As a visual learner, the receiving operating characteristic (ROC) is one useful way to measure classifier performance visually. We can generate a graphic that shows the trade off between the rate you can correctly predict something with the rate of incorrectly predicting something. We are concerned about maximizing the area under the curve of the ROC graphic. The guide states that a model does a good job in discriminating between the two categories that comprise our target variable if its area under the curve is about .8. Here is the code necessarily to show ROC plots for both our first and second models.
library(ROCR)
## Loading required package: gplots
##
## Attaching package: 'gplots'
## The following object is masked from 'package:stats':
##
## lowess
par(mfrow=c(1, 2))
prediction(test.predicted.m1, test$default) %>%
performance(measure = "tpr", x.measure = "fpr") %>%
plot()
prediction(test.predicted.m2, test$default) %>%
performance(measure = "tpr", x.measure = "fpr") %>%
plot()
We would definitely prefer our first model compared to the second!
Another tutorial I found value from helped me learn about one way to deal with data sets that have imbalanced classes.
Suppose you are training a model to detect whether a patient has a particularly rare disease that only affects 5% of the patients screened. We could create an accurate (but useless) model that always predicts a patient does not have the disease. Our model would therefore have an accuracy of 95%. Of course, this model only has a high accuracy due to the small number of patients who have the disease. One beginner’s guide from Selva Prabhakaran demonstrated a particularly useful solution if your data set has highly imbalanced classes.
To adjust for bias in datasets with imbalanced classes, we can use a technique called down-sampling.

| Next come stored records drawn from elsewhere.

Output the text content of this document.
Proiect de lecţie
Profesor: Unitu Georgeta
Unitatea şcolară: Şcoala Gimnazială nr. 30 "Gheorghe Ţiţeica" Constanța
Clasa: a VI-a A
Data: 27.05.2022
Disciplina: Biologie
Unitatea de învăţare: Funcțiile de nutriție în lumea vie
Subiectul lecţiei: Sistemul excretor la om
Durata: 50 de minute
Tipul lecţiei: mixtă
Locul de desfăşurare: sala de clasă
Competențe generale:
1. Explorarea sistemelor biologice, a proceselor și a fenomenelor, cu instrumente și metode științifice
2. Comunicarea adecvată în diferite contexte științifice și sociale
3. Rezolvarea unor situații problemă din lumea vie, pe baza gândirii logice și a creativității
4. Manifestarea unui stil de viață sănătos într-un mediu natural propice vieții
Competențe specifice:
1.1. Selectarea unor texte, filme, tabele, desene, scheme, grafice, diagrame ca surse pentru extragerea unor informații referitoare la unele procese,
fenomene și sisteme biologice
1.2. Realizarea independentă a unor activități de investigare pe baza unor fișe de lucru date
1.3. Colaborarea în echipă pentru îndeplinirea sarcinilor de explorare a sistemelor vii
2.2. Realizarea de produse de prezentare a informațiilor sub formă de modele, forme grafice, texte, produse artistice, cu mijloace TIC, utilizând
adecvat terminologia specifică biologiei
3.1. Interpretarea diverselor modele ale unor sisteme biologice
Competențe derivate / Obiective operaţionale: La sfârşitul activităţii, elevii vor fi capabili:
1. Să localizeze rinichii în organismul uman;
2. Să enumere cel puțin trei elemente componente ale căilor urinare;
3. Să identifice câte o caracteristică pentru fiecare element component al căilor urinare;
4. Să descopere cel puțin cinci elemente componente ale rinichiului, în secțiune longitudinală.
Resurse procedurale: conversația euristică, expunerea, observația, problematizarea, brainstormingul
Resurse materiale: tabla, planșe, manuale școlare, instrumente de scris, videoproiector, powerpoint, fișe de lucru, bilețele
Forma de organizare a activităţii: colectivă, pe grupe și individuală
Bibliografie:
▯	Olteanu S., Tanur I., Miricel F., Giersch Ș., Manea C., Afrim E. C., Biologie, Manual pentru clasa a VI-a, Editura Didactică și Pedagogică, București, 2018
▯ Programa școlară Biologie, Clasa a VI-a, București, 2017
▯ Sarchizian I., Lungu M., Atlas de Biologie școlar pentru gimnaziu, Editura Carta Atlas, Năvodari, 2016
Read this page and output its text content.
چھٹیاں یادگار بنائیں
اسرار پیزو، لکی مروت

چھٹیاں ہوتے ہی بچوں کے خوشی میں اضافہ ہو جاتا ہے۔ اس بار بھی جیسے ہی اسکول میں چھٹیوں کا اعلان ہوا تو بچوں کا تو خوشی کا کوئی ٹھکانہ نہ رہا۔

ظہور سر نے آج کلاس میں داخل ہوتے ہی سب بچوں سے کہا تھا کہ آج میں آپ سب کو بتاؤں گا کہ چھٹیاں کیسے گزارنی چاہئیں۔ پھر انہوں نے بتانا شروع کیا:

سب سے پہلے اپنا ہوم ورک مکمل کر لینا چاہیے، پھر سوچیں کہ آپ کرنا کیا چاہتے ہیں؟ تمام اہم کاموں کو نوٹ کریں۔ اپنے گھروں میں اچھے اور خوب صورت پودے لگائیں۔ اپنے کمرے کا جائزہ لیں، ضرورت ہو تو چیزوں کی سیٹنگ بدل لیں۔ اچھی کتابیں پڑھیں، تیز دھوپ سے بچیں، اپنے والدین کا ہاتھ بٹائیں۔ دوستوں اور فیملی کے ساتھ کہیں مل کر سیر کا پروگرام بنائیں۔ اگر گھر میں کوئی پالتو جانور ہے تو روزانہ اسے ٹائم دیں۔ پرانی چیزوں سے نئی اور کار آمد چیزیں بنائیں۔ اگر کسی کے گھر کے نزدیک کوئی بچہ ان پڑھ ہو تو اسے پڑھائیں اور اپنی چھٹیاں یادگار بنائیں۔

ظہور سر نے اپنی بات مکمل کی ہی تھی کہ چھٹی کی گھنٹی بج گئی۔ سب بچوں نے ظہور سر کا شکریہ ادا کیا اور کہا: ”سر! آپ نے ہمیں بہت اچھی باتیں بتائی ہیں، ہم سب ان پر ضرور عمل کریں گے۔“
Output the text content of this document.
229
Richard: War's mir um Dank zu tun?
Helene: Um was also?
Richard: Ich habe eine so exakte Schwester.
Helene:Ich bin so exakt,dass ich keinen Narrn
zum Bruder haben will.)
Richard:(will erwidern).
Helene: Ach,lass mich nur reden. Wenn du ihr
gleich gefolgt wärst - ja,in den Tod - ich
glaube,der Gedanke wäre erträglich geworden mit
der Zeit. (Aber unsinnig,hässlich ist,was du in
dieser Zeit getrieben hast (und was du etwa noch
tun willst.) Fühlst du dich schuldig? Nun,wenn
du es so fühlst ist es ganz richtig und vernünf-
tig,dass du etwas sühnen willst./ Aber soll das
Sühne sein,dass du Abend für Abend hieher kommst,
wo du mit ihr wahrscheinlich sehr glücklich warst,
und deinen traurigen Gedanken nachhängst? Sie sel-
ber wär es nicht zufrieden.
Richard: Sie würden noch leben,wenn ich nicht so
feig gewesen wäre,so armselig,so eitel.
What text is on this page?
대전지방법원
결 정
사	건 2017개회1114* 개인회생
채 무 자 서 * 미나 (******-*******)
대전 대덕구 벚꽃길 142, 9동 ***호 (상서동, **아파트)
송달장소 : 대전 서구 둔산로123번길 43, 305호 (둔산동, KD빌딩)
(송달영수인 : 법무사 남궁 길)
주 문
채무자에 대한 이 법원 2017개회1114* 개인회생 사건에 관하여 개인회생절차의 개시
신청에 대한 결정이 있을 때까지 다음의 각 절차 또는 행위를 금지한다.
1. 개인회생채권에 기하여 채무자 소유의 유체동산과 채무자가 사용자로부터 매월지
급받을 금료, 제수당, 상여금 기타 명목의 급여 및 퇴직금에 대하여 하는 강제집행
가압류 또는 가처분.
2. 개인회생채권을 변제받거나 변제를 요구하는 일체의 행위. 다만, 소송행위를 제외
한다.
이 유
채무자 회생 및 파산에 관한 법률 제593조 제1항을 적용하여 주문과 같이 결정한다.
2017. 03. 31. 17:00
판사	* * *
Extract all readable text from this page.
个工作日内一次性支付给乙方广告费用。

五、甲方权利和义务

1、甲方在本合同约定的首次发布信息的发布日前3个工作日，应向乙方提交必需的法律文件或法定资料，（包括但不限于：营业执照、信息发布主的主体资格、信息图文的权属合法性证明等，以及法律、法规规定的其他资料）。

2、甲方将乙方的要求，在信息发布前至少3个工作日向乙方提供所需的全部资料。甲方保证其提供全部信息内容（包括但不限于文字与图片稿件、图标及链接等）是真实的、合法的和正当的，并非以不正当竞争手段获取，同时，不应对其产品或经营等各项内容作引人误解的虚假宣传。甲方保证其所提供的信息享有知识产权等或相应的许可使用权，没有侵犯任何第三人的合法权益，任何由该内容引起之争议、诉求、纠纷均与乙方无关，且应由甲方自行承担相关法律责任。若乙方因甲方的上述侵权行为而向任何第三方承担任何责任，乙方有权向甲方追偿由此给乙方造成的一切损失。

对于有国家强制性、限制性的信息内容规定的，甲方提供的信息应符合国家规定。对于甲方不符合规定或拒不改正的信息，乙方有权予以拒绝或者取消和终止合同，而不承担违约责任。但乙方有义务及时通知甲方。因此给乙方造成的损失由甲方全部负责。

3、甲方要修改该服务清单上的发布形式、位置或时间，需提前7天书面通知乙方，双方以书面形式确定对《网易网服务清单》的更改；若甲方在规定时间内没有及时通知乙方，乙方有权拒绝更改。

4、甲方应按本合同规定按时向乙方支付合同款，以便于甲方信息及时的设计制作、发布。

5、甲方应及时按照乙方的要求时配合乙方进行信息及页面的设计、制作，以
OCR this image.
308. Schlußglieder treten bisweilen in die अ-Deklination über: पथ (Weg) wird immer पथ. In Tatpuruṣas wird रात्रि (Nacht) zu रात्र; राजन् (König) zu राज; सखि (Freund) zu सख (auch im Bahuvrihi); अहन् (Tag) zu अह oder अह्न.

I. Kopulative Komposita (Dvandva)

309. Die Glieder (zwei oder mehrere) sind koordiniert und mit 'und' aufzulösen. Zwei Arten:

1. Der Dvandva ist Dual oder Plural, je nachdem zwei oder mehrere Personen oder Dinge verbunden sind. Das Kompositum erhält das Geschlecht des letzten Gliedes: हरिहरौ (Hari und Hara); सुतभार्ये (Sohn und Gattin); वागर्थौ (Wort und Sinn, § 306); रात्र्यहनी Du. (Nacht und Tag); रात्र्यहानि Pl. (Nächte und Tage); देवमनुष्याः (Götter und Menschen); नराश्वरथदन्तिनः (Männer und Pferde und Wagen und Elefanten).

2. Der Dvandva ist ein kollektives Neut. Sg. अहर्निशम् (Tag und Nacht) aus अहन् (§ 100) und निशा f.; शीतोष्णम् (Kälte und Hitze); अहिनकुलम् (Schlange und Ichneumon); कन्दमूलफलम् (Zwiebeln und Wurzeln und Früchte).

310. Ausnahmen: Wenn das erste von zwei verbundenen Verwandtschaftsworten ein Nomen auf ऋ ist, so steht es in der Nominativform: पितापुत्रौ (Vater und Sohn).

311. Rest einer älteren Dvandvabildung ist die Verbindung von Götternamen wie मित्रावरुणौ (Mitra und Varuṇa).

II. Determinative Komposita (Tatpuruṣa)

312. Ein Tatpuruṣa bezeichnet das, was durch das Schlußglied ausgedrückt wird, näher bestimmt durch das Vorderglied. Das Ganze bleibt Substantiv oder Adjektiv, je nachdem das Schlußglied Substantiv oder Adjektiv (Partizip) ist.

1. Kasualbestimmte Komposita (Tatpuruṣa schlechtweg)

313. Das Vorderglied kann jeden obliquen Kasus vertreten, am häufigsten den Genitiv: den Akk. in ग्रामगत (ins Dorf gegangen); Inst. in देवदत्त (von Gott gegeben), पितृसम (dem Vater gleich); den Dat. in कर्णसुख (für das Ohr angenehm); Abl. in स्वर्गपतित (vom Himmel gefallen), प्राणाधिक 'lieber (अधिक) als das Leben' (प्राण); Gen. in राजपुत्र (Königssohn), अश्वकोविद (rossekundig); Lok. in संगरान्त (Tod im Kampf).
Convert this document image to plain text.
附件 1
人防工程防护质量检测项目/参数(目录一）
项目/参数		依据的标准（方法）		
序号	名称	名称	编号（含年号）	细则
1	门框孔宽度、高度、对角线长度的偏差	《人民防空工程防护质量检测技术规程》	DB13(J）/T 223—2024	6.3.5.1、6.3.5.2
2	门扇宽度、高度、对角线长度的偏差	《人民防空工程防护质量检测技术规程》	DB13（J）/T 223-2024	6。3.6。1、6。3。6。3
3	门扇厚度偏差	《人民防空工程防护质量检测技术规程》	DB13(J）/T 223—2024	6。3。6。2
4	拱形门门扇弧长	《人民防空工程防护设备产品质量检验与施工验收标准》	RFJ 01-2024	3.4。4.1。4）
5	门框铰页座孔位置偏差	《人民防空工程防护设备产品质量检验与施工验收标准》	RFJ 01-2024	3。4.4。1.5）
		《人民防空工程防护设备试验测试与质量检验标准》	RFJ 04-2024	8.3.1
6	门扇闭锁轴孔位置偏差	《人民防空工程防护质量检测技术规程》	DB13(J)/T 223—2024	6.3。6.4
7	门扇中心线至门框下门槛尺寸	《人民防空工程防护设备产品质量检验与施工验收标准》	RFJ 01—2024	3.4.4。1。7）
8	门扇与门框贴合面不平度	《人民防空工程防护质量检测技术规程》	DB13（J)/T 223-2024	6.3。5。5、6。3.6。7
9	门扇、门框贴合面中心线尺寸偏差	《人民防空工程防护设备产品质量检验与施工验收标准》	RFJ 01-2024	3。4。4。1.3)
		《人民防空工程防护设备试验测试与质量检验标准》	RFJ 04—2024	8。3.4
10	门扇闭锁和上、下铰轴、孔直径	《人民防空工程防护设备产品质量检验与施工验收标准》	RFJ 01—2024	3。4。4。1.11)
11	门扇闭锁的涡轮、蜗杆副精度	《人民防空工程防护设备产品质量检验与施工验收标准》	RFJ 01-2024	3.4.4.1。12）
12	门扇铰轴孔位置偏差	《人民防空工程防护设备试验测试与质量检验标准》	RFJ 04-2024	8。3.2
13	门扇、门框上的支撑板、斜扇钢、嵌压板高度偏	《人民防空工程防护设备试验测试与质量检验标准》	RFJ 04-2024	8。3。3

Down-sampling is the process of randomly removing observations from the majority class to prevent its signal from dominating the learning algorithm. The following is an example that utlizes breast cancer data from the mlbench package. We first will view the proportion of individuals with malignant tumors to individuals with benign tumors.
## View proportion of benign tumors to malignant tumors
table(bc$Class)
##
## 0 1
## 444 239
There are nearly twice as many individuals with benign tumors compared to individuals with malignant tumors. Let’s try to correct the class imbalance.
set.seed(100)
down_train <- downSample(x = trainData[, colnames(trainData) %ni% "Class"],
y = trainData$Class)
table(down_train$Class)
##
## 0 1
## 168 168
As we can see, the new table shows how we can use down-sampling to fix issues with biased classes.